Potępił Woody'ego Allena, by zdobyć Oscara?

Na początku tygodnia ukazały się kontrowersyjne pamiętniki Woody'ego Allena zatytułowane "Apropos of Nothing". Ich publikacji towarzyszyły liczne protesty osób, które sprzeciwiały się publikacji zwierzeń reżysera oskarżanego o molestowanie seksualne. Allen odniósł się w książce do podobnych aktów potępienia, jakich doświadczył w ostatnim czasie.

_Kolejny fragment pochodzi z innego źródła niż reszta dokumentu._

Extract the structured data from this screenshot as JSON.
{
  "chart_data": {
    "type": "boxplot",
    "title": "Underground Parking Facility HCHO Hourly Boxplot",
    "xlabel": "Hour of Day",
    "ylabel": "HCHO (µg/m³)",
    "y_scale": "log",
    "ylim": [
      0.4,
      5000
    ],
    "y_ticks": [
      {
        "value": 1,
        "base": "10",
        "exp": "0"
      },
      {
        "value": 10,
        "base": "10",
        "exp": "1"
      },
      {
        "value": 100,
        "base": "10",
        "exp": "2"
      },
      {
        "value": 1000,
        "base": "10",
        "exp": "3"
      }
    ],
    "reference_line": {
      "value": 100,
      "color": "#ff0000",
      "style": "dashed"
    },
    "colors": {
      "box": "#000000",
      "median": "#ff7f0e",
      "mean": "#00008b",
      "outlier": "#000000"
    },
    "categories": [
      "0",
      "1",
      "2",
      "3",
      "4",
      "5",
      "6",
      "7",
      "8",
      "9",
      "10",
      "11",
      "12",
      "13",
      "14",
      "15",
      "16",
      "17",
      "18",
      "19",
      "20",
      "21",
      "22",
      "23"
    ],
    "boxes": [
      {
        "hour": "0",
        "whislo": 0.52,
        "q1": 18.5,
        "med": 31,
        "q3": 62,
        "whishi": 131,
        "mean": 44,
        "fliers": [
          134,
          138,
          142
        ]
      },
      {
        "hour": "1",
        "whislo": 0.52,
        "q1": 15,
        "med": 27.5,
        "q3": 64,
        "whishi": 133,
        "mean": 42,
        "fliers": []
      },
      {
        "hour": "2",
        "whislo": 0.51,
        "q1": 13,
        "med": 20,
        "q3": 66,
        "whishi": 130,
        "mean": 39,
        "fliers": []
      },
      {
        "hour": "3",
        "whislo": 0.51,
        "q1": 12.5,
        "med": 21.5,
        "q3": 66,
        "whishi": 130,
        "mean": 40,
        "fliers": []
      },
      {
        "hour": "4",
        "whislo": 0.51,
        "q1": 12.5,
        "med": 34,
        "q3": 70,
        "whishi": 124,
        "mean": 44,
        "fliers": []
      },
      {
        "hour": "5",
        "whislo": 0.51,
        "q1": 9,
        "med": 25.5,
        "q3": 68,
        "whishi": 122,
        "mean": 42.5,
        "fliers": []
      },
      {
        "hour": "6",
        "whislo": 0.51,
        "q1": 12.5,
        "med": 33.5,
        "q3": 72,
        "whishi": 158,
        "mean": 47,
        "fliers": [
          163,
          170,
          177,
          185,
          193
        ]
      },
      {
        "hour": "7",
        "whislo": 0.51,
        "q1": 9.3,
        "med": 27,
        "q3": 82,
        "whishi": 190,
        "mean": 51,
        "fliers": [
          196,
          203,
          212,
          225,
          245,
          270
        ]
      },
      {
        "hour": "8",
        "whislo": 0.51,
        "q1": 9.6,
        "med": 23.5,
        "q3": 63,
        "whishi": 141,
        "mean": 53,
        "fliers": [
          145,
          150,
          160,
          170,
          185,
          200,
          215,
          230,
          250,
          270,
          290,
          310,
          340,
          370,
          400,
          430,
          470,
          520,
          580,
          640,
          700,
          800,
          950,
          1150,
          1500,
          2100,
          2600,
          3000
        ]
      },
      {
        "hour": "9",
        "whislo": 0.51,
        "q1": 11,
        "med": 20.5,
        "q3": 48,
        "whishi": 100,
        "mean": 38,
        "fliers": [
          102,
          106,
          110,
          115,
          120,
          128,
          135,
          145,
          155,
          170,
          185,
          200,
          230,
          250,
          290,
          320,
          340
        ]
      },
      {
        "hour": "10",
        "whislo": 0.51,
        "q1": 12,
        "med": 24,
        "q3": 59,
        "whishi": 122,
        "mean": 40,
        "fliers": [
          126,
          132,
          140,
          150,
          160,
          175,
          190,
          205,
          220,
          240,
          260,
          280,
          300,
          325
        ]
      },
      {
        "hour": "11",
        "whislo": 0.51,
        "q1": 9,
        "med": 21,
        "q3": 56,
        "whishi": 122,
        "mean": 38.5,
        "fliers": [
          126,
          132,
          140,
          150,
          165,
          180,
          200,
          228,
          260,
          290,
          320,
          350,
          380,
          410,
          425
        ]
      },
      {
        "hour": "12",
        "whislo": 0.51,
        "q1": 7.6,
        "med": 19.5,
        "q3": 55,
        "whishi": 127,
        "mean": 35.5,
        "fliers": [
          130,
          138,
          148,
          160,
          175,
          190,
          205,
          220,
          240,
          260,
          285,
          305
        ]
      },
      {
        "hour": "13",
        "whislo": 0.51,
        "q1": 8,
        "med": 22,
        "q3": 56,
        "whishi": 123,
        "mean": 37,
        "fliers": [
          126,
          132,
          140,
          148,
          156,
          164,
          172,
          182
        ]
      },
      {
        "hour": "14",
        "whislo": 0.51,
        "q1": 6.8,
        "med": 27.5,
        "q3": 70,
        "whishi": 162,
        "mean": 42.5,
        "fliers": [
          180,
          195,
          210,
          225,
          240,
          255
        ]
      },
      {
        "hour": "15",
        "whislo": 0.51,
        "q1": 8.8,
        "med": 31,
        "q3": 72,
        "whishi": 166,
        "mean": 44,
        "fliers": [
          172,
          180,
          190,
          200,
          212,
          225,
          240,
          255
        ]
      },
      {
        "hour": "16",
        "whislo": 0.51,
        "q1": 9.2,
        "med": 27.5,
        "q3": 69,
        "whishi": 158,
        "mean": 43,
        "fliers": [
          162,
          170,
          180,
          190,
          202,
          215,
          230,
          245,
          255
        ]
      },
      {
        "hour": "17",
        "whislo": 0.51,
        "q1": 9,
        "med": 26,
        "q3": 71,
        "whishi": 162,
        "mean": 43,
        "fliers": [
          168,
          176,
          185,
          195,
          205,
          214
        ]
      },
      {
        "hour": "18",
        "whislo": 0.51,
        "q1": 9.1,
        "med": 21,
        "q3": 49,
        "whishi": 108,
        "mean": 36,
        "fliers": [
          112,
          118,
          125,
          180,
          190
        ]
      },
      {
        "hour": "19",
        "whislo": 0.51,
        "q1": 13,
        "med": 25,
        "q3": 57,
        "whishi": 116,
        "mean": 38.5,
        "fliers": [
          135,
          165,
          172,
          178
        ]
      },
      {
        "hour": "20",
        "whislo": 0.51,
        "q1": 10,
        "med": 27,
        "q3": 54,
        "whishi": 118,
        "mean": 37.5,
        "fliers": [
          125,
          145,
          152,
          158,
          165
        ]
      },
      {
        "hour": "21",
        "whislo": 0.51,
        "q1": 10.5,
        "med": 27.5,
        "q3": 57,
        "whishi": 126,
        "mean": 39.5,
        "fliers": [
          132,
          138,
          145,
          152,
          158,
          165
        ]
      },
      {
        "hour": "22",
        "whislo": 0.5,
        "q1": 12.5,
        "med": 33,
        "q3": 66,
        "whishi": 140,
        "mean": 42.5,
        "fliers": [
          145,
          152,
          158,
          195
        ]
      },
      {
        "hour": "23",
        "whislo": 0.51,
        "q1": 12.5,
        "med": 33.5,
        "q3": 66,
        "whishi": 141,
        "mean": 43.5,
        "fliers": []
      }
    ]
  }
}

Na początku tygodnia ukazały się kontrowersyjne pamiętniki Woody'ego Allena zatytułowane "Apropos of Nothing". Ich publikacji towarzyszyły liczne protesty osób, które sprzeciwiały się publikacji zwierzeń reżysera oskarżanego o molestowanie seksualne. Allen odniósł się w książce do podobnych aktów potępienia, jakich doświadczył w ostatnim czasie.
Woody Allen i Timothée Chalamet w towarzystwie Seleny Gomez na planie komedii "W deszczowy dzień w Nowym Jorku" /James Devaney/GC Images /Getty Images

Jednym z aktorów, o których wspomina w swojej książce reżyser jest Timothée Chalamet. Obaj pracowali razem przy filmie "W deszczowy dzień w Nowym Jorku". Po oskarżeniach pod adresem reżysera, będących pokłosiem wzbierającego na sile ruchu #MeToo, film ostatecznie nie doczekał się amerykańskiej dystrybucji. A Chalamet, podobnie jak inni aktorzy, potępił Allena i oddał na cele charytatywne całą swoją gażę z filmu.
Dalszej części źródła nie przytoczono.